The Power of AWS IAM
AWS IAM is the one service you will use everywhere—but it’s also often seen as one of the most complex. Therefore, it’s important to understand IAM and learn how to harness its power. (You don’t have to become an IAM expert, though—unless you want to, of course!)
The power of AWS IAM lies in roles and policies. Policies define the actions that can be taken on certain resources. For example, a policy could define the permission to put events onto a specific EventBridge event bus. Roles are collections of one or more policies. Roles can be attached to IAM users, but the more common pattern in a modern serverless application is to attach a role to a resource. In this way, an EventBridge rule can be granted permission to invoke a Lambda function, and that function can in turn be permitted to put items into a DynamoDB table.

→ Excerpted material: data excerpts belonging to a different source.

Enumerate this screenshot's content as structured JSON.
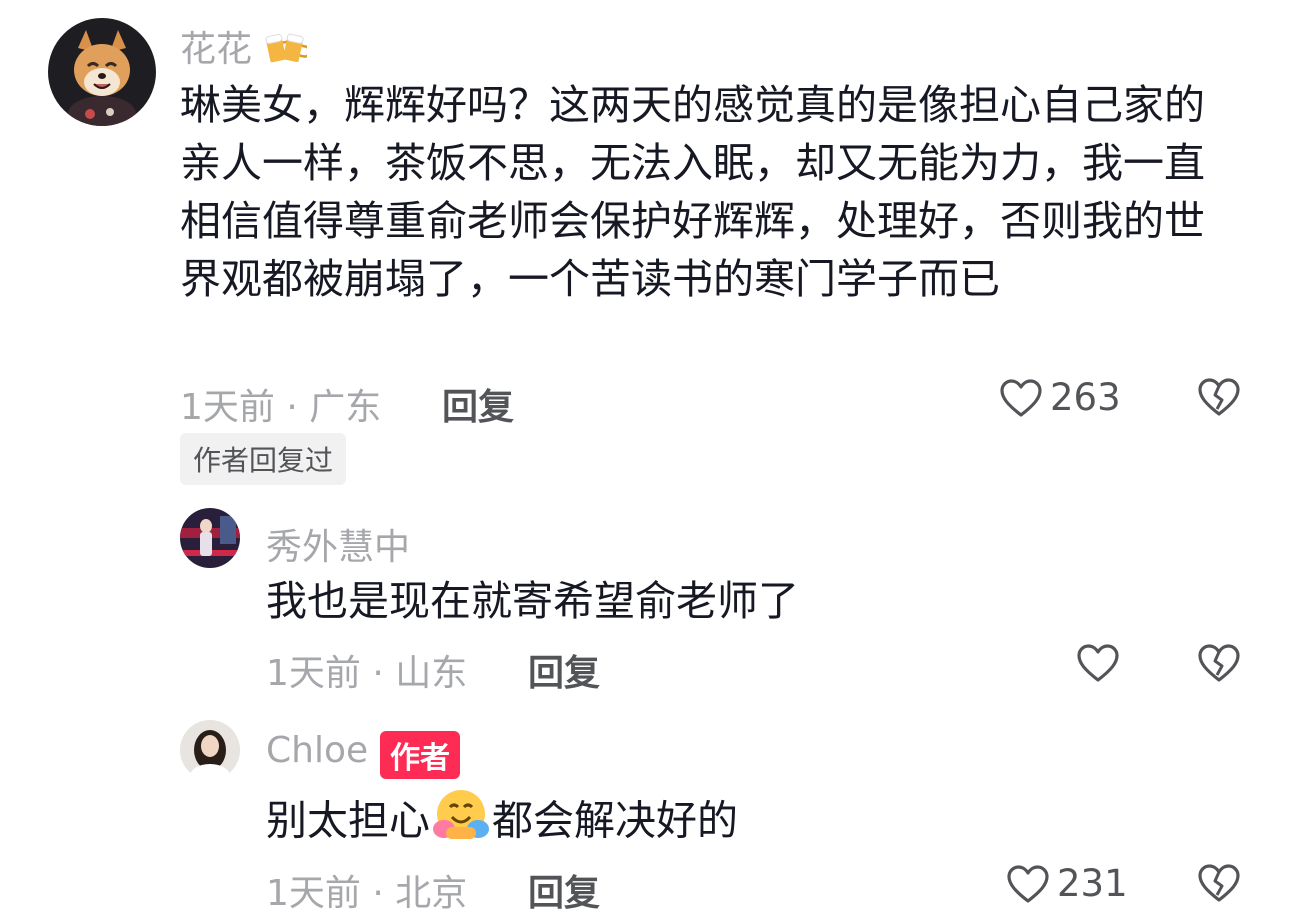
{
  "colors": {
    "accent": "#fe2c55",
    "muted": "#a6a7ab",
    "text": "#161823",
    "secondary": "#525458",
    "tag_bg": "#f1f1f2"
  },
  "comment": {
    "username": "花花",
    "username_icon": "beer-mugs-icon",
    "text": "琳美女，辉辉好吗？这两天的感觉真的是像担心自己家的亲人一样，茶饭不思，无法入眠，却又无能为力，我一直相信值得尊重俞老师会保护好辉辉，处理好，否则我的世界观都被崩塌了，一个苦读书的寒门学子而已",
    "meta": "1天前 · 广东",
    "reply_label": "回复",
    "like_count": "263",
    "author_replied_tag": "作者回复过"
  },
  "replies": [
    {
      "username": "秀外慧中",
      "text": "我也是现在就寄希望俞老师了",
      "meta": "1天前 · 山东",
      "reply_label": "回复",
      "like_count": ""
    },
    {
      "username": "Chloe",
      "author_badge": "作者",
      "text_before": "别太担心",
      "emoji": "hugging-face-icon",
      "text_after": "都会解决好的",
      "meta": "1天前 · 北京",
      "reply_label": "回复",
      "like_count": "231"
    }
  ]
}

IAM actions can be split into two categories: control plane actions and data plane actions. Control plane actions, such as PutEvents and GetItem (e.g., used by an auto‐ mated deployment role) manage resources. Data plane actions, such as PutEvents and GetItem (e.g., used by a Lambda execution role), interact with those resources.
Let’s take a look at a simple IAM policy statement and the elements it is composed of:
{
“Sid”: “ListObjectsInBucket”, # Statement ID, optional identifier for
# policy statement
“Action”: “s3:ListBucket”, # AWS service API action(s) that will be allowed
# or denied
“Effect”: “Allow”, # Whether the statement should result in an allow or deny
“Resource”: “arn:aws:s3:::bucket-name”, # Amazon Resource Name (ARN) of the
# resource(s) covered by the statement
“Condition”: { # Conditions for when a policy is in effect
“StringLike”: { # Condition operator
“s3:prefix”: [ # Condition key
“photos/”, # Condition value
]
}
}
}
See the AWS IAM documentation for full details of all the elements of an IAM policy.